Depois de vender caro a derrota para a anfitriã Gana, Guiné deu mostras de que poderia seguir mais longe na competição. O azar dos guineenses foi encarar, logo de cara, os favoritos elefantes. 100% de aproveitamento, com 3 vitórias em 3 jogos, marcando 8 gols e sofrendo apenas um. Depois desta invejável campanha, não há como não apostar na Costa do Marfim. O trio Feindouno-Mansaré-Bangourá terá que jogar muito bem para superar a forte marcação marfinense. Mesmo assim, como segurar os contantes apoios de Yaya Toure, a habilidade de Kalou ou o “faro de gol” do craque Drogba? Vale lembrar que nas Eliminatórias, Guiné surpreendeu ao superar a Argélia. Mas agora, o buraco é mais embaixo...

Costa do Marfim

Time-base: Barry; Eboue, Kolo Toure, Meite e Boka; Zokora, Yaya Toure; Kalou; Drogba e Keita (Sanogo).

Destaques: Drogba (Chelsea), Kalou (Chelsea), Yaya (Barcelona), Kolo (Arsenal) e Eboue (Arsenal)

Olho nele! Gervinho tem apenas 20 anos e aos poucos já conquista seu espaço no Le Mans. Certamente se fosse de outra seleção africana seria titular absoluto.

Pontos fortes: Os titulares têm muita experiência internacional; o elenco é muito equilibrado; a equipe tem a melhor defesa africana.

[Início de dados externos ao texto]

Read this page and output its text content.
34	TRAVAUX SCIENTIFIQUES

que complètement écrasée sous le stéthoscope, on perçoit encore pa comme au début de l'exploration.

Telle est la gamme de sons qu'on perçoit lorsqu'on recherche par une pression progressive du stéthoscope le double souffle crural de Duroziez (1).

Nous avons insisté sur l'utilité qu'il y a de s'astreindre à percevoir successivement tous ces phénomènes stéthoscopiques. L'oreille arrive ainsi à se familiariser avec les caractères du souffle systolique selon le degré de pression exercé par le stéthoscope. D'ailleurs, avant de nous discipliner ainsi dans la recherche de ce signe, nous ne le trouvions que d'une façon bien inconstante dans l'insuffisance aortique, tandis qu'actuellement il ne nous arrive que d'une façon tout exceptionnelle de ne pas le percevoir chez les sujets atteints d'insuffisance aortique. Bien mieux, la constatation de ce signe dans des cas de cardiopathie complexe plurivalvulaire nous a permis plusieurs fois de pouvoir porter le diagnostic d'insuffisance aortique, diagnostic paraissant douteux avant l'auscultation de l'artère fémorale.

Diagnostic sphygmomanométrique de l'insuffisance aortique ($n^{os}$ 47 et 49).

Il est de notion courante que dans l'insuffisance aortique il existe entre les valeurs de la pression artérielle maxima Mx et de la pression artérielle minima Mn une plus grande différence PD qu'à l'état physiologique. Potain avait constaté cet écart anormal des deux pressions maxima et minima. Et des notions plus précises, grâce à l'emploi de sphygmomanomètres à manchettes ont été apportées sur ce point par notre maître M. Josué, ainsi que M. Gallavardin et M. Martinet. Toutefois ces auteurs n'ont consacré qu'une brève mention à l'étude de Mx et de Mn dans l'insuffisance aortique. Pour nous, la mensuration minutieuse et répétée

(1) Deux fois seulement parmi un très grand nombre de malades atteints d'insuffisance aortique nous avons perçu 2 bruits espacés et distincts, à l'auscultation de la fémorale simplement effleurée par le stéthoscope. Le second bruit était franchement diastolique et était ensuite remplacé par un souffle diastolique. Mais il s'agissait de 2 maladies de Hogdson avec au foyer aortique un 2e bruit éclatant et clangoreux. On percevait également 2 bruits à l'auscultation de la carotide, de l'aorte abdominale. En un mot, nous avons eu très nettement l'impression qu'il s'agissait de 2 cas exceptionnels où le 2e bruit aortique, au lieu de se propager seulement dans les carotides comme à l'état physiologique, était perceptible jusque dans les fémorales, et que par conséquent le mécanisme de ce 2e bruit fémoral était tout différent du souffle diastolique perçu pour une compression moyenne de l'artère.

Pontos fracos: O time desperdiça muitas chances; o goleiro é fraco; pode tropeçar no “salto-alto” e pipocar.

Guiné

Time-base: Kemoko Camara; Jabi, Kalabane, Balde e Ibrahima Camara; Sylla, Mohamed Cissé (Soumah), Bangourá e Mansaré; Feindouno e Youla Souleymane.

Destaques: Feindouno (Saint-Ettiene), Bangourá (Dínamo de Kiev), Mansaré (Toulouse) e Balde (Celtic)

Olho nele! Quando Feindouno foi suspenso (partida contra a Namíbia) sua vaga foi ocupada por Mamadou Bah, de 20 anos. O atleta do Strasbourg mostrou potencial e pode decidir.

Pontos fortes: A experiência de Balde; o time tem bons armadores; o talento de Feindouno.

Pontos fracos: Do meio para trás a equipe é fraca; inexperiência dos jogadores; o time é nervoso e peca pelo excesso de faltas.